Answered By Answered On
Jim.McGinness 08/09/06
Reverse Euthyphro
It seems like you are approaching Plato's Euthyphro problem from the other direction. Socrates disabuses us of the notion that "what the gods command" is identical to "good" or "right" -- and shows that we have an ability to make moral judgements that is independent of or prior to "what is required by God".

Here, you are asking us to consider whence these independent moral judgements arise. If the world were otherwise than it is, and most people did not consider killing another person to be wrong, would it still be wrong?

I expect people who adhere to a system of moral absoluties will consider the wrongness of killing to be unmodified by whatever world-changing hypothetical assumption you've adopted.
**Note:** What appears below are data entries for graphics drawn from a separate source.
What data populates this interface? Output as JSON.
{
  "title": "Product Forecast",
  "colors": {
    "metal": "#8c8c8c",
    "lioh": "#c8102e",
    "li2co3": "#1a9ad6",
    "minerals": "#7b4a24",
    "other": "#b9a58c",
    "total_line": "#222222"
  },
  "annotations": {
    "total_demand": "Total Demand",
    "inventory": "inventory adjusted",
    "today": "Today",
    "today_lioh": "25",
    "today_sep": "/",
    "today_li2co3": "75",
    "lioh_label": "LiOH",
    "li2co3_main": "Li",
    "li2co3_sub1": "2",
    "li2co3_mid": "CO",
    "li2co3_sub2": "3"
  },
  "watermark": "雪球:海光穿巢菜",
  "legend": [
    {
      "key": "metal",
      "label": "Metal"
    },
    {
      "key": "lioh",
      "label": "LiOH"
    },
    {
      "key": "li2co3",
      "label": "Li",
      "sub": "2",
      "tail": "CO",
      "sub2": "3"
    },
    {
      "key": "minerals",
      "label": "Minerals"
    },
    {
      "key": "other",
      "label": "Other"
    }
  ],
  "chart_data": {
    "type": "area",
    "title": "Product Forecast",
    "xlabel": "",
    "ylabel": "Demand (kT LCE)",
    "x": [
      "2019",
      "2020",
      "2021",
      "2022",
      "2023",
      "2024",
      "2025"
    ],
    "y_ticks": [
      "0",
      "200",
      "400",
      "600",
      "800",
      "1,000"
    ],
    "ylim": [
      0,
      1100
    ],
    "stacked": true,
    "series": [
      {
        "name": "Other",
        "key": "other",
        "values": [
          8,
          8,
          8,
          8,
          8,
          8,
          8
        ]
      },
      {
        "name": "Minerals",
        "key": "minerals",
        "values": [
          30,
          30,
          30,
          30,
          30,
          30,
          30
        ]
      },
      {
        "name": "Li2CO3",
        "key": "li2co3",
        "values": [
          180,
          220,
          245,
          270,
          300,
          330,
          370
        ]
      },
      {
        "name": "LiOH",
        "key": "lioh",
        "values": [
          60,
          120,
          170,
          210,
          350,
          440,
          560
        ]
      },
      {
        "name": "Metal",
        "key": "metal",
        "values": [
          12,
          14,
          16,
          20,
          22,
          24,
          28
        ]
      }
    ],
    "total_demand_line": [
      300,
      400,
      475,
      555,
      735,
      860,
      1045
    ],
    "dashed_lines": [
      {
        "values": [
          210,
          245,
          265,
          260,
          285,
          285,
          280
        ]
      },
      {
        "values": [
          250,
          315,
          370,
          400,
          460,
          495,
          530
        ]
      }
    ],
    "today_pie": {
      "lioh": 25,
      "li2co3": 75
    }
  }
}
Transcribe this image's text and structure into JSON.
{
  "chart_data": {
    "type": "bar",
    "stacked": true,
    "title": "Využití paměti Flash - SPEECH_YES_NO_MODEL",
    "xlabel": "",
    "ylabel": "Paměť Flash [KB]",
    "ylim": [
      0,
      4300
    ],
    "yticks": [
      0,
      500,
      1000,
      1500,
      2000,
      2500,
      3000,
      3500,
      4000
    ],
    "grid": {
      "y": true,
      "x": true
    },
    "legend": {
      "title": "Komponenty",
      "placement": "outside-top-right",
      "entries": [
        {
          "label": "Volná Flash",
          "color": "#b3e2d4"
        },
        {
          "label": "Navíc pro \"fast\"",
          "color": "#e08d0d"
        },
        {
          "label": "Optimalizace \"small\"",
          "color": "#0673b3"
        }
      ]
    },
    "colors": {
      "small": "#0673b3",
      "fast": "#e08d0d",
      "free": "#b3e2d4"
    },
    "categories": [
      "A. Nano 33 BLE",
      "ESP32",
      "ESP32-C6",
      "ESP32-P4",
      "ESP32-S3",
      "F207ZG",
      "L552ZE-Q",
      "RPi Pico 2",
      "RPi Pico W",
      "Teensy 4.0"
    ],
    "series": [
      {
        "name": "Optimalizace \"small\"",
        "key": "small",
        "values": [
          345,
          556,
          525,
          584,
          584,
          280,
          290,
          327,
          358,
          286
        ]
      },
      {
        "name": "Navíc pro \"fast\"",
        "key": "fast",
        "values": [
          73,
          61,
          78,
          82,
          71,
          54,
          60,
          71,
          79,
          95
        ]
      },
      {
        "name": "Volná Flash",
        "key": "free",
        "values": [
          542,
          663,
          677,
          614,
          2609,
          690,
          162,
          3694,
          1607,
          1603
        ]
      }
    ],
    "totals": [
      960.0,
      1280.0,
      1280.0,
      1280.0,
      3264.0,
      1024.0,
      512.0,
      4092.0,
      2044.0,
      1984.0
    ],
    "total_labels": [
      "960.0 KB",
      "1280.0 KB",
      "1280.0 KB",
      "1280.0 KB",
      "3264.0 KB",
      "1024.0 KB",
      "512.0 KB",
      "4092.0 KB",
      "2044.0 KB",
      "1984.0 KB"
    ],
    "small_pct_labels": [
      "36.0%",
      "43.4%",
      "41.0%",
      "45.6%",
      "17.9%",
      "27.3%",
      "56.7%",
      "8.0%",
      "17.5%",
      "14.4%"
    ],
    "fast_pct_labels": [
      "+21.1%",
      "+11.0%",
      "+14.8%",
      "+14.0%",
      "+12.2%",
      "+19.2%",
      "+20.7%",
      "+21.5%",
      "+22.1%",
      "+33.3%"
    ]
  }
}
For relativists and skeptics about moral absolutes, it's harder to answer. Why would a majority have come to the conclusion that killing is not wrong? What if, for instance, the "killing" was actually a biologically necessary step in reproduction and that the consequences of the "killing" were that one month later you got one or more copies of the person who was "killed"? Under those circumstances, the opinion of the majority is pretty reasonable. There are people who consider sex to be wrong, but the majority don't let that stop them.

Moral principles are cultural artifacts. They have arisen in part because they specify behaviors that have helped the culture survive. If the culture finds itself in sufficiently different circumstances, we should expect to see some modifications occur in moral principles.